Neste domingo (18), sete policiais da Guatemala foram assassinados em uma série de ataques coordenados por grupos criminosos, em represália à negativa do governo em transferir líderes de gangues para prisões menos rigorosas. As organizações envolvidas, Barrio 18 e Mara Salvatrucha (MS-13), são reconhecidas como ‘organizações terroristas’ e têm um histórico de assassinatos, extorsão e tráfico de drogas.

As mortes ocorreram um dia após motins em prisões do país, onde membros de gangues fizeram reféns. Durante operações de resgate, autoridades conseguiram libertar nove agentes penitenciários, mas ainda há 28 reféns em uma unidade prisional.
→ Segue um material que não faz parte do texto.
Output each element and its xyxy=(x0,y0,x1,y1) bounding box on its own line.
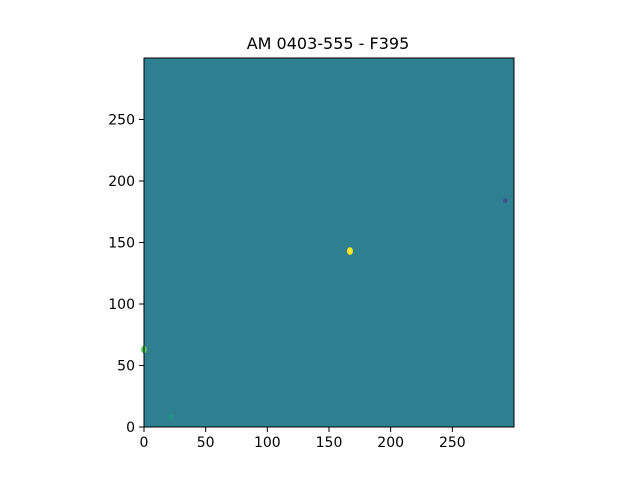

O governo, liderado pelo ministro do Interior, Marco Antonio Villeda, reafirmou sua posição de não negociar com os criminosos e continuar as ações de repressão.

O cenário de insegurança na Guatemala se agrava com a crescente violência das gangues, que desafiam a autoridade do estado. O governo está em diálogo com os amotinados para a liberação dos reféns restantes, mas permanece firme em não ceder a pressões. A situação exige uma resposta contundente das autoridades para restaurar a ordem e proteger a vida dos cidadãos e das forças de segurança.